Crispy roast potatoes

No one wants soggy roasties, and there are some key things to look for when choosing your potatoes.

Jeff says: “When it comes to choosing which potatoes to roast, I always recommend King Edwards or Maris Piper potatoes. They’re the best potatoes for the job and, when cooked properly, leave you with gorgeous crispy-edged spuds with fluffy middles.”

“Though we all love a crispy roast potato, it can be really easy to mess them up. If you drown them in too much oil, they’ll burn on the outside and be undercooked on the inside. In order to avoid such a disaster, it’s important to fluff up your potatoes before roasting them – my preferred method is steaming.”

“If you’re unsure on how long to cook your spuds for, I would recommend at least 30 minutes at 200 degrees whilst checking them every now and again. Give them a shake every now and then to increase the crispiness. If you are still unsure after 40 minutes, take a potato out and give it a try. Not only can you check whether they are ready but you get first dibs on the crispiest roasties!”

Glorious gravy

The best Christmas dinners are served with a delicious gravy – and Jeff recommends following a traditional recipe.

He says: “In my opinion, traditional giblet gravy is unbeatable – so be sure not to throw them away once you’ve removed them from your turkey.

“Not only can you achieve a delicious, thick gravy with your turkey giblets, it also means that you aren’t wasting any of the bird either.

“Once you’ve added some stock to your browned giblets, the gravy can be thickened using a little cornflour mixed with some cold water.

“To make the gravy even meatier, you can simply deglaze the roasting tin you used to cook your turkey and scrape up any of the remaining sediment juices to achieve a rich, satisfying flavour.”

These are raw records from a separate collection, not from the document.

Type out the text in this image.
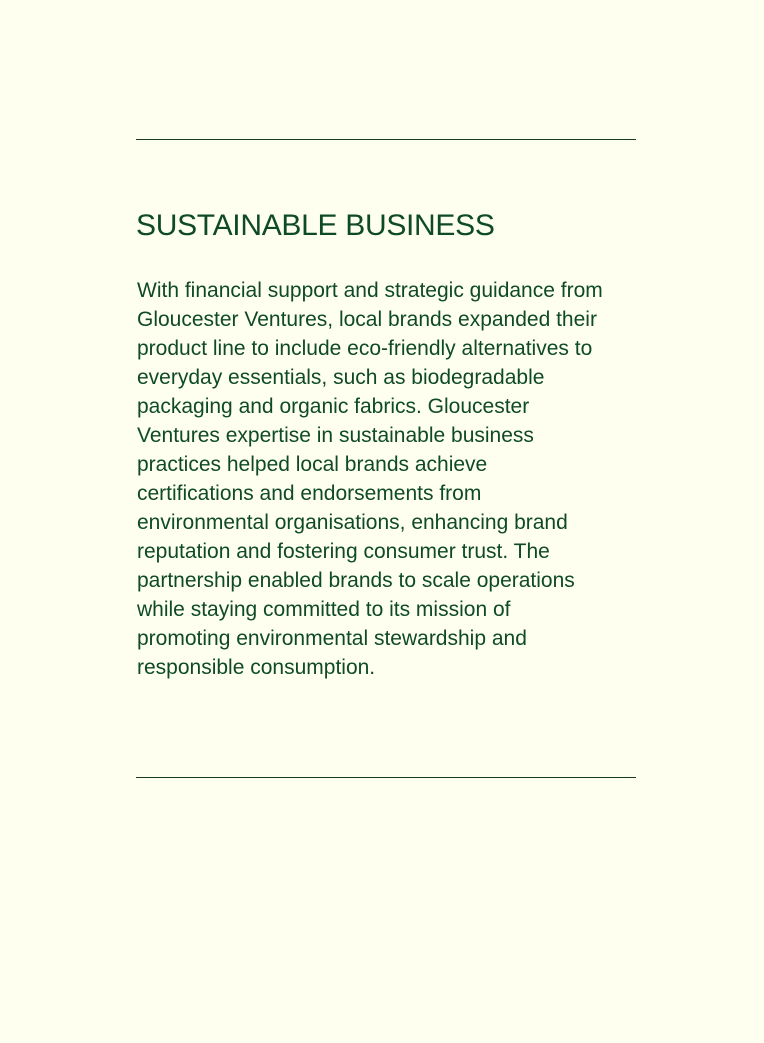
SUSTAINABLE BUSINESS

With financial support and strategic guidance from Gloucester Ventures, local brands expanded their product line to include eco-friendly alternatives to everyday essentials, such as biodegradable packaging and organic fabrics. Gloucester Ventures expertise in sustainable business practices helped local brands achieve certifications and endorsements from environmental organisations, enhancing brand reputation and fostering consumer trust. The partnership enabled brands to scale operations while staying committed to its mission of promoting environmental stewardship and responsible consumption.
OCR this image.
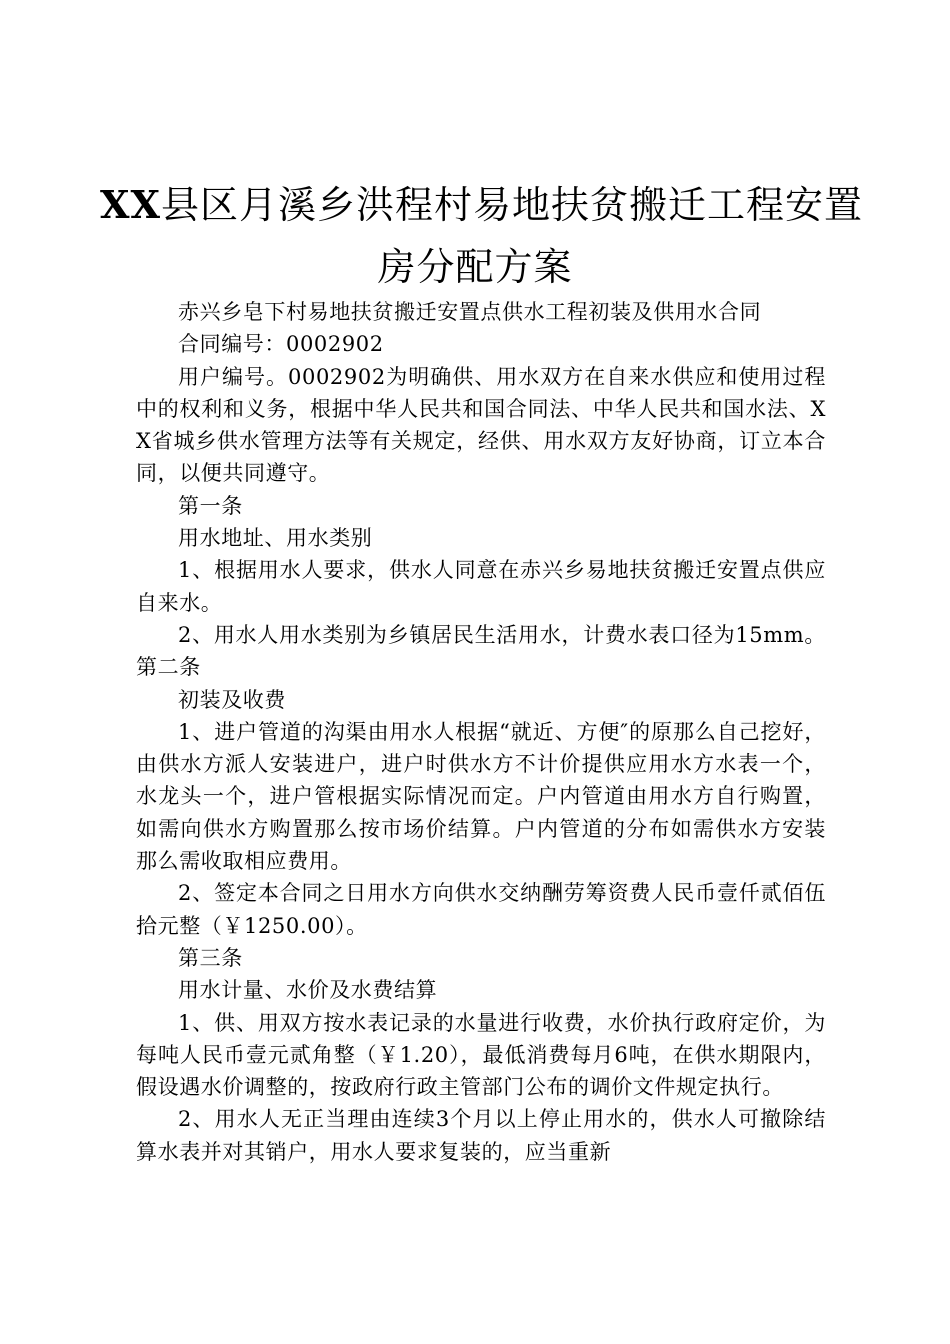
XX县区月溪乡洪程村易地扶贫搬迁工程安置
房分配方案

赤兴乡皂下村易地扶贫搬迁安置点供水工程初装及供用水合同

合同编号：0002902

用户编号。0002902为明确供、用水双方在自来水供应和使用过程中的权利和义务，根据中华人民共和国合同法、中华人民共和国水法、XX省城乡供水管理方法等有关规定，经供、用水双方友好协商，订立本合同，以便共同遵守。

第一条

用水地址、用水类别

1、根据用水人要求，供水人同意在赤兴乡易地扶贫搬迁安置点供应自来水。

2、用水人用水类别为乡镇居民生活用水，计费水表口径为15mm。第二条

初装及收费

1、进户管道的沟渠由用水人根据“就近、方便″的原那么自己挖好，由供水方派人安装进户，进户时供水方不计价提供应用水方水表一个，水龙头一个，进户管根据实际情况而定。户内管道由用水方自行购置，如需向供水方购置那么按市场价结算。户内管道的分布如需供水方安装那么需收取相应费用。

2、签定本合同之日用水方向供水交纳酬劳筹资费人民币壹仟贰佰伍拾元整（￥1250.00）。

第三条

用水计量、水价及水费结算

1、供、用双方按水表记录的水量进行收费，水价执行政府定价，为每吨人民币壹元贰角整（￥1.20），最低消费每月6吨，在供水期限内，假设遇水价调整的，按政府行政主管部门公布的调价文件规定执行。

2、用水人无正当理由连续3个月以上停止用水的，供水人可撤除结算水表并对其销户，用水人要求复装的，应当重新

Full-flavoured root vegetables

Root vegetables, such as carrots and parsnips, are an important part of the meal, amongst all the stodge and carbs.

Jeff says: “There are a number of ways you can put together your root vegetables, but I like poaching with a butter emulsion scented with anise. Once the vegetables are just tender, remove from the liquid and boil this to a syrup.

Add the vegetables back to the syrup then simply give the pan a gentle shake until they turn a golden caramel. Then, season with sea salt and black pepper. The sweet and salty flavours will work wonders!”

Festive sprouts

Love them or hate them, you might be cooking them wrong, with Jeff advising: “Though many people like to keep it simple and sprinkle their sprouts with just some salt, I like to add some additional flavours. For me, sprouts work exceptionally well with a nut crumb and some fresh, juicy pomegranate seeds.

“Start by dropping your sprouts into salted, boiling water for 5 to 6 minutes, drain and slice them into even halves. To make the nut crumb, put breadcrumbs, lemon zest and chopped walnuts into a blender and blitz them. Then, toast them gently until golden brown.

“Once you’ve sautéed your sprouts in salted butter and spooned them into a serving dish, scatter the nut crumb over the sprouts and finish with a few fresh pomegranate seeds.”

Cranberry sauce

It may not be something many Brits opt for but a punchy cranberry sauce can really bring your whole Christmas dinner together.

Jeff recommends: “You can really elevate your cranberry sauce and give it an edge by simply adding the odd ingredient – such as a splash of rich port, a little spiced ginger, hot chilli flakes, or even some candied orange zest.

“Though you can use frozen cranberries, I’d suggest using fresh ones so as to max out on flavour – these should take around 8-10 minutes to simmer until tender.

“Cranberry sauce thickens naturally as it cools, so be sure to leave your sauce in your fridge for around a week before serving. On Christmas day, take it out in the morning to bring to room temperature before serving.”